Subi as escadas em direção à ala que dava acesso ao meu quarto. Antes disso, tranquei a porta de vidro e acendi a luz do corredor. Já estava tudo escuro. Segui em frente e atravessei uma porta de madeira. Essa porta era dividida em duas partes, semelhante áquelas dos filmes de faroeste. Com a força do vento ela balançava pra frente e pra trás produzindo um som assustador. Não importa quantos anos a gente viva, quando a noite cai ela traz consigo temores escondidos em nossa alma desde criança. Quanto mais eu avançava pelo corredor mais eu me sentia desconfortável. Quando cheguei ao quarto fui até a janela observar o movimento lá fora. A igreja estava linda, toda iluminada e ao fundo ouvia a celebração da missa que ocorria naquele exato momento. Depois, haveria um baile e a festa avançaria pela madrugada. O estacionamento estava lotado de carros e o movimento de pessoas na área externa do Santuário era um alívio, pelo menos momentâneo. Fui tomar um banho pra relaxar esperando que o sono viesse. Olhei no relógio, 22:00 h. A música do baile ecoava por todo complexo. O sono começou a me pegar, as duas cervejas devem ter contribuído bastante. Acendi a luz do corredor e deixei a porta do quarto aberta. Se algum barulho viesse lá de fora era mais fácil ouvir. Entorpecido pelo álcool, apaguei...

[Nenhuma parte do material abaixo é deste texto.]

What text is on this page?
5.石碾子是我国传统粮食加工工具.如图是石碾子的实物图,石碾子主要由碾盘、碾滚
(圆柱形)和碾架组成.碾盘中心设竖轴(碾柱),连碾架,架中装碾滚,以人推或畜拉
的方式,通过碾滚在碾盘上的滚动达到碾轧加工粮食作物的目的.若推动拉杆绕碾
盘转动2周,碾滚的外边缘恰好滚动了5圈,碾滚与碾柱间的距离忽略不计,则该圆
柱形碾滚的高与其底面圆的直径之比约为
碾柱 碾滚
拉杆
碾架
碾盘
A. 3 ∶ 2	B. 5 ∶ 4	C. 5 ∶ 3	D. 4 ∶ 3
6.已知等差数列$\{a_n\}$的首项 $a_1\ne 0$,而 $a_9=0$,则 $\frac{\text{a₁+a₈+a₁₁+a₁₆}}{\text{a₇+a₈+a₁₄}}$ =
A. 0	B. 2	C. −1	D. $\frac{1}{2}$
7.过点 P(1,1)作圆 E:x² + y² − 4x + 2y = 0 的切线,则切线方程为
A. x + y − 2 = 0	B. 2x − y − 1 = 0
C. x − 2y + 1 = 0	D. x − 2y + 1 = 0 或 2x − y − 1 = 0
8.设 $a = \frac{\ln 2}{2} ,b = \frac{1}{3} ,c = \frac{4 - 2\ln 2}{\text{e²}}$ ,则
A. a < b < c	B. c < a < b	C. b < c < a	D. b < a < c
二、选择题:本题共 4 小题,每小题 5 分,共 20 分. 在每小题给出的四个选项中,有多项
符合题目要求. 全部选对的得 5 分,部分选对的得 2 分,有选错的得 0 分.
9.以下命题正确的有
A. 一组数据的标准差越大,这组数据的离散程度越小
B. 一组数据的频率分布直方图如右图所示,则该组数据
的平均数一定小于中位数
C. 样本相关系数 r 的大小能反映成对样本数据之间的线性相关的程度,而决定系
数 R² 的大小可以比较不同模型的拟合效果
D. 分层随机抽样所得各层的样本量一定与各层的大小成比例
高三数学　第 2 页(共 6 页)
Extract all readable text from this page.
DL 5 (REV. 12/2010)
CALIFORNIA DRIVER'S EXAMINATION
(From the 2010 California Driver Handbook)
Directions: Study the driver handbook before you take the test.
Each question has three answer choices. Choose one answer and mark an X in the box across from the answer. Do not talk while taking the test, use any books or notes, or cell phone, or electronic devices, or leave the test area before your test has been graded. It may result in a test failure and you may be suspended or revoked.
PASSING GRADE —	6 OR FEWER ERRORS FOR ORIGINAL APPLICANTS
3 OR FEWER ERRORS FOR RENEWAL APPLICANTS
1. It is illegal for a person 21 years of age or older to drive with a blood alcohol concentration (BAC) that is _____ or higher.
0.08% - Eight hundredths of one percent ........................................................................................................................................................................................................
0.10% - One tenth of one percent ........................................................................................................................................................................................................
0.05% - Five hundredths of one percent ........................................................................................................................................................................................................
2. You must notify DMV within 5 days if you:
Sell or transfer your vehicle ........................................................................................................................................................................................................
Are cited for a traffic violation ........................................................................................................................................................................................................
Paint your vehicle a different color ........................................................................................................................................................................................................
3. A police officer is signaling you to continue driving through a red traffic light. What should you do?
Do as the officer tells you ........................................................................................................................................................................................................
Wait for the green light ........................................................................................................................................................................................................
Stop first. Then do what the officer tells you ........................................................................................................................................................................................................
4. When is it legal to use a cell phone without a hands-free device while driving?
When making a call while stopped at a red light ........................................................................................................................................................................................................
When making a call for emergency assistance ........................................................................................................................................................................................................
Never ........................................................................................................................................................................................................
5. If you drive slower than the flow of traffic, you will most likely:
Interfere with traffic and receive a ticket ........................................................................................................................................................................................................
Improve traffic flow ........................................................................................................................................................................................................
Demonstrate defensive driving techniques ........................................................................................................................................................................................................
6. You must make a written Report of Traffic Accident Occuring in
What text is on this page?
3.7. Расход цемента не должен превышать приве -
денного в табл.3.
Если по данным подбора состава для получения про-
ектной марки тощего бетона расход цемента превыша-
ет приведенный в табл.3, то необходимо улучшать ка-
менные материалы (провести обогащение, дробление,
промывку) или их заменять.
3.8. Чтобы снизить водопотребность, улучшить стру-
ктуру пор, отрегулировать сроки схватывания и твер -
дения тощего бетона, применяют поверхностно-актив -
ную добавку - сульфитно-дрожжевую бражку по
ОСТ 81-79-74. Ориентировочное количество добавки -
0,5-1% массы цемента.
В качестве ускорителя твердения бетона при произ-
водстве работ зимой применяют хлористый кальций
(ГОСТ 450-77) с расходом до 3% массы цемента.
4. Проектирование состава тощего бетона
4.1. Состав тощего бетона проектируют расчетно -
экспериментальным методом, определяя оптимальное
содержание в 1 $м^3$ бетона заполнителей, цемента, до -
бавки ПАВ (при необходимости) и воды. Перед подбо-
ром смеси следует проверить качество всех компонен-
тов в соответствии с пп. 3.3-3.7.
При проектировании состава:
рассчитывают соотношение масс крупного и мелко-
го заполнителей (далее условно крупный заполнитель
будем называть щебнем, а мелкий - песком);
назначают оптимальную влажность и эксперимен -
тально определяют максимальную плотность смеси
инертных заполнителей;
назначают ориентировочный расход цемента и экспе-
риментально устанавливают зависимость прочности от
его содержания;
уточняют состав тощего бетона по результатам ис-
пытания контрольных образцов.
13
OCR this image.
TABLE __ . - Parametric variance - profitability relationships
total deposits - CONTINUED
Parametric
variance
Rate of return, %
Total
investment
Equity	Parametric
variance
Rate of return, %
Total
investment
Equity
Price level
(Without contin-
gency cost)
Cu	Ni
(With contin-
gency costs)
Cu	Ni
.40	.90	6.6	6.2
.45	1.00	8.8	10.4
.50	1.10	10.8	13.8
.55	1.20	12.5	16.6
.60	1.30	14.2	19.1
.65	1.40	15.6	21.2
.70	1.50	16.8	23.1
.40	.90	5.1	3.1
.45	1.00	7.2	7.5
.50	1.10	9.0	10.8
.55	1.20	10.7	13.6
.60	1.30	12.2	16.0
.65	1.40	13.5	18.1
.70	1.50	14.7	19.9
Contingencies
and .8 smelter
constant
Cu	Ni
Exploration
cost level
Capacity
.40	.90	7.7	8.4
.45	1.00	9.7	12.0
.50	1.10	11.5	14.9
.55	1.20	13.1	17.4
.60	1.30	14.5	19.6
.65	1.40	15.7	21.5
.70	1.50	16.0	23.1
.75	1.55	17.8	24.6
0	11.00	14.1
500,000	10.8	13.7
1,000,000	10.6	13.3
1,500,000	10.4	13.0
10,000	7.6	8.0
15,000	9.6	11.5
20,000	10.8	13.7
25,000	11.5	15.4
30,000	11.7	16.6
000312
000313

Quando deu 03:15 h acordei. Tive a impressão de apenas ter piscado os olhos, quando na verdade já havia dormido 5 horas. Olhei pela janela do quarto e o estacionamento já estava vazio. A igreja continuava linda e toda iluminada. O barulho do baile havia cessado e só se ouvia o assovio do vento lá fora. Eu ainda estava com muito sono e extremamente cansado. Dei uma olhada naquele corredor vazio e comprido cheio de portas e sem uma alma viva por perto. Me dei conta que ainda faltavam praticamente 3 horas para amanhecer. Eu queria sair dali mas o que fazer lá fora as 03:00 h da madrugada? O jeito era tentar dormir novamente. Fui para a cama e fechei os olhos. O ruído da porta faroeste lá no final do corredor estava me incomodando. O vento entrava pela janela frontal e fazia a porta abrir e fechar produzindo um "nhac, nhac" assustador. Fiquei imaginando o som de uma porta batendo ou o burburinho de pessoas conversando. Jà estava aterrorizado pelo medo. Levantei da cama e olhei novamente pela janela. A altura até o chão era de mais ou menos 3 metros. Se precissasse pular numa emergência não seria tão perigoso. A minha mente estava inquieta e eu já pensava em todas as possibilidades de fuga. Voltei pra cama tentando me livrar dos pensamentos perturbadores. Olhei no relógio e ainda eram 03:30 h, a hora não passava de jeito nenhum.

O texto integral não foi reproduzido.